Les écoles étant fermées, ses fils l’ont rejointe. « Ma plus grande peur était que mes enfants tombent malades, mais mon ami m’a encouragée », dit Mumba. « Elle m’a dit que personne ne tombait malade à la décharge et, c’est vrai, que personne n’était malade. » Les garçons se sont mis à fouiller comme une nouvelle matière à l’école, en apprenant, par exemple, quels endroits éviter parce qu’ils sont piqués de verre brisé. (Mumba leur a acheté des bottes, mais elles ont été volées – deux fois.) À la fin de la journée, la famille transporte généralement ses marchandises à un agrégateur, un intermédiaire qui les vend à des entreprises de recyclage. L’agrégateur paie 1,50 kwacha zambien (9 cents) par kilogramme pour les plastiques et 4 kwacha (23 cents) pour les barres métalliques.

Trois mois plus tard, Luke s’est coupé le pied sur une bouteille cassée. « Nous avons dû l’emmener à la clinique », dit Mumba. « La blessure était si profonde qu’il a fallu plus d’un mois pour guérir. » Pendant un certain temps, Mumba a interdit aux garçons de l’accompagner, mais le nettoyage est un jeu de chiffres. Sans les mains supplémentaires, son revenu mensuel est passé de 1 200 kwacha (70 $) – assez pour grincer – à 500 kwacha (29 $). « Même quand je les ai empêchés de me suivre à la décharge, ils m’ont secrètement suivie pour récupérer leurs propres affaires », dit-elle. « Alors je leur ai juste permis de me rejoindre. »

développer l’image

développer le diaporama

Illustration photo par Matt Haney, GPJ

En Zambie, il est illégal d’employer des enfants de moins de 14 ans pour des « entreprises industrielles », telles que l’exploitation minière ou la construction. Mais la loi ne s’applique pas aux plus grands employeurs d’enfants : les entreprises agricoles et familiales. Doreen Mwamba, ministre du Développement communautaire et des Services sociaux, a déclaré que le gouvernement prévoyait de modifier la loi. « Le travail est un travail, que ce soit dans une installation familiale ou non, surtout lorsque l’environnement est dangereux. Nous devons protéger nos enfants », a déclaré Cosmas Mukuka, secrétaire général du Congrès zambien des syndicats, qui représente les intérêts des travailleurs. Malgré tout, tout changement nécessitera des mesures législatives. Les défenseurs reconnaissent également que la modification des règles ne s’attaquera pas au principal moteur du travail des enfants : la pauvreté.

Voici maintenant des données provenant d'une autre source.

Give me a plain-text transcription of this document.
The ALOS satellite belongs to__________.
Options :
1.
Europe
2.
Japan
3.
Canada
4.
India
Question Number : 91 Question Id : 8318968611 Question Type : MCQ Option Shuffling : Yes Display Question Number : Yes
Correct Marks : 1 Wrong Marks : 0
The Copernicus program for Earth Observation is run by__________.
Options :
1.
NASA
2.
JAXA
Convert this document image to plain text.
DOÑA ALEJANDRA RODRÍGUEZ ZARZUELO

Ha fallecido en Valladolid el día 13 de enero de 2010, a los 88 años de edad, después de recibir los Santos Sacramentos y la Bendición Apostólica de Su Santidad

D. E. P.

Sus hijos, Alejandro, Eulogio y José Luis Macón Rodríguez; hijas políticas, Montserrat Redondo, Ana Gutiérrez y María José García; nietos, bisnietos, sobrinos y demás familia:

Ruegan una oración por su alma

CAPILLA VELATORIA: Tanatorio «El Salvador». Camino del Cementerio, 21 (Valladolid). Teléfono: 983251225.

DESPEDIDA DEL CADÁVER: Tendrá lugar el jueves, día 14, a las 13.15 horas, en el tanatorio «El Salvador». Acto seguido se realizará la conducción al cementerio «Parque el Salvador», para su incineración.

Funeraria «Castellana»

Lorsque les écoles ont rouvert en 2020, les deux garçons plus âgés de Mumba n’y sont pas retournés – elle ne pouvait plus payer leurs frais de scolarité. En janvier dernier, le gouvernement zambien a rendu l’école secondaire gratuite, mais Oswald et Thomas sont restés à la décharge. Luc aussi. « Ces enfants ont besoin de manger, et la charge de travail est trop lourde pour moi », dit leur mère. « Nous devons vendre autant que possible pour survivre. »

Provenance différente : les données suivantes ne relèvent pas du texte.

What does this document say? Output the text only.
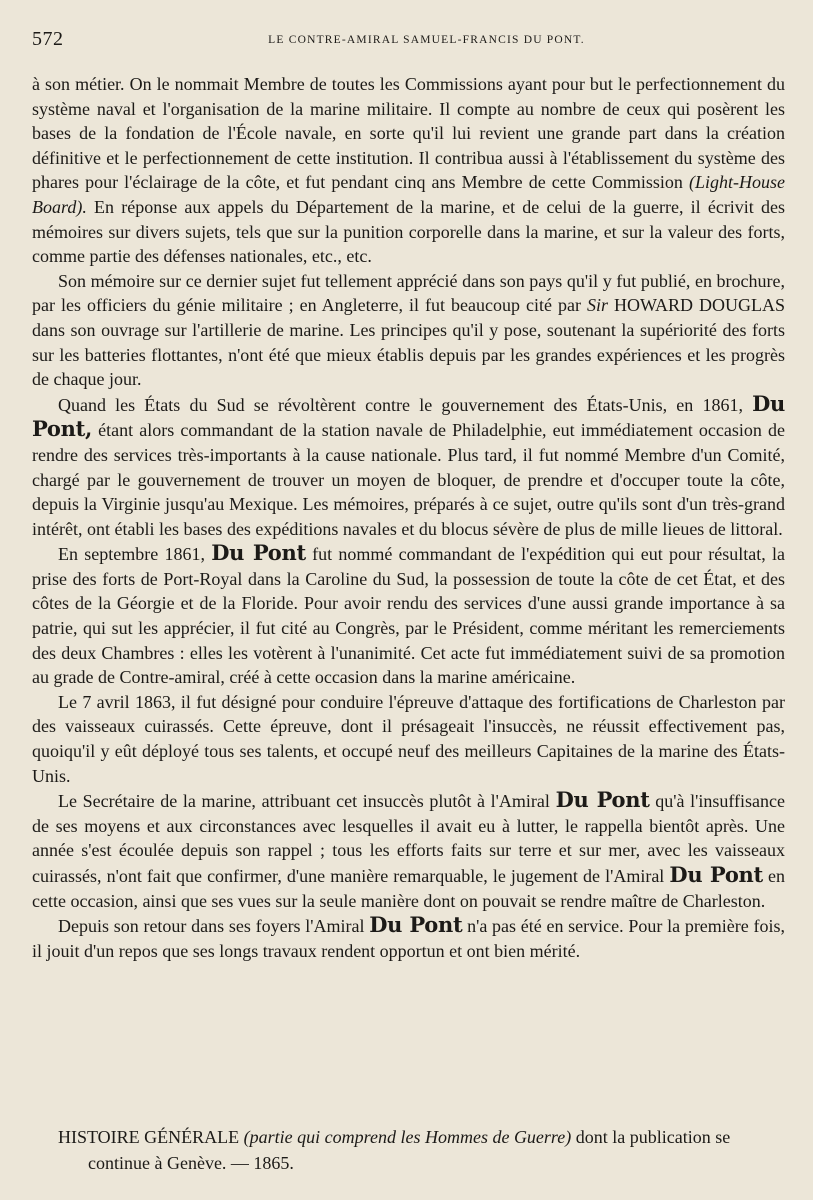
572	LE CONTRE-AMIRAL SAMUEL-FRANCIS DU PONT.

à son métier. On le nommait Membre de toutes les Commissions ayant pour but le perfectionnement du système naval et l'organisation de la marine militaire. Il compte au nombre de ceux qui posèrent les bases de la fondation de l'École navale, en sorte qu'il lui revient une grande part dans la création définitive et le perfectionnement de cette institution. Il contribua aussi à l'établissement du système des phares pour l'éclairage de la côte, et fut pendant cinq ans Membre de cette Commission (Light-House Board). En réponse aux appels du Département de la marine, et de celui de la guerre, il écrivit des mémoires sur divers sujets, tels que sur la punition corporelle dans la marine, et sur la valeur des forts, comme partie des défenses nationales, etc., etc.

Son mémoire sur ce dernier sujet fut tellement apprécié dans son pays qu'il y fut publié, en brochure, par les officiers du génie militaire ; en Angleterre, il fut beaucoup cité par Sir HOWARD DOUGLAS dans son ouvrage sur l'artillerie de marine. Les principes qu'il y pose, soutenant la supériorité des forts sur les batteries flottantes, n'ont été que mieux établis depuis par les grandes expériences et les progrès de chaque jour.

Quand les États du Sud se révoltèrent contre le gouvernement des États-Unis, en 1861, Du Pont, étant alors commandant de la station navale de Philadelphie, eut immédiatement occasion de rendre des services très-importants à la cause nationale. Plus tard, il fut nommé Membre d'un Comité, chargé par le gouvernement de trouver un moyen de bloquer, de prendre et d'occuper toute la côte, depuis la Virginie jusqu'au Mexique. Les mémoires, préparés à ce sujet, outre qu'ils sont d'un très-grand intérêt, ont établi les bases des expéditions navales et du blocus sévère de plus de mille lieues de littoral.

En septembre 1861, Du Pont fut nommé commandant de l'expédition qui eut pour résultat, la prise des forts de Port-Royal dans la Caroline du Sud, la possession de toute la côte de cet État, et des côtes de la Géorgie et de la Floride. Pour avoir rendu des services d'une aussi grande importance à sa patrie, qui sut les apprécier, il fut cité au Congrès, par le Président, comme méritant les remerciements des deux Chambres : elles les votèrent à l'unanimité. Cet acte fut immédiatement suivi de sa promotion au grade de Contre-amiral, créé à cette occasion dans la marine américaine.

Le 7 avril 1863, il fut désigné pour conduire l'épreuve d'attaque des fortifications de Charleston par des vaisseaux cuirassés. Cette épreuve, dont il présageait l'insuccès, ne réussit effectivement pas, quoiqu'il y eût déployé tous ses talents, et occupé neuf des meilleurs Capitaines de la marine des États-Unis.

Le Secrétaire de la marine, attribuant cet insuccès plutôt à l'Amiral Du Pont qu'à l'insuffisance de ses moyens et aux circonstances avec lesquelles il avait eu à lutter, le rappella bientôt après. Une année s'est écoulée depuis son rappel ; tous les efforts faits sur terre et sur mer, avec les vaisseaux cuirassés, n'ont fait que confirmer, d'une manière remarquable, le jugement de l'Amiral Du Pont en cette occasion, ainsi que ses vues sur la seule manière dont on pouvait se rendre maître de Charleston.

Depuis son retour dans ses foyers l'Amiral Du Pont n'a pas été en service. Pour la première fois, il jouit d'un repos que ses longs travaux rendent opportun et ont bien mérité.

HISTOIRE GÉNÉRALE (partie qui comprend les Hommes de Guerre) dont la publication se
continue à Genève. — 1865.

Le soleil grimpe dans le ciel au-dessus de Marabo; les garçons trimballent leurs sacs bombés sur une brouette rouillée. Ensuite, une pause. Perchés sur des pierres au bord de la décharge, ils utilisent des boîtes pour allumer un petit feu, puis cuisinent et avalent leur déjeuner de bouillie de maïs, sans être dérangés par les mouches ou la puanteur. Par la suite, ils se tournent vers des voitures-jouets et des chariots qu’ils ont collectés – non pas pour jouer avec, mais pour réparer. Ils les vendent dans leur quartier pour quelques kwacha chacun.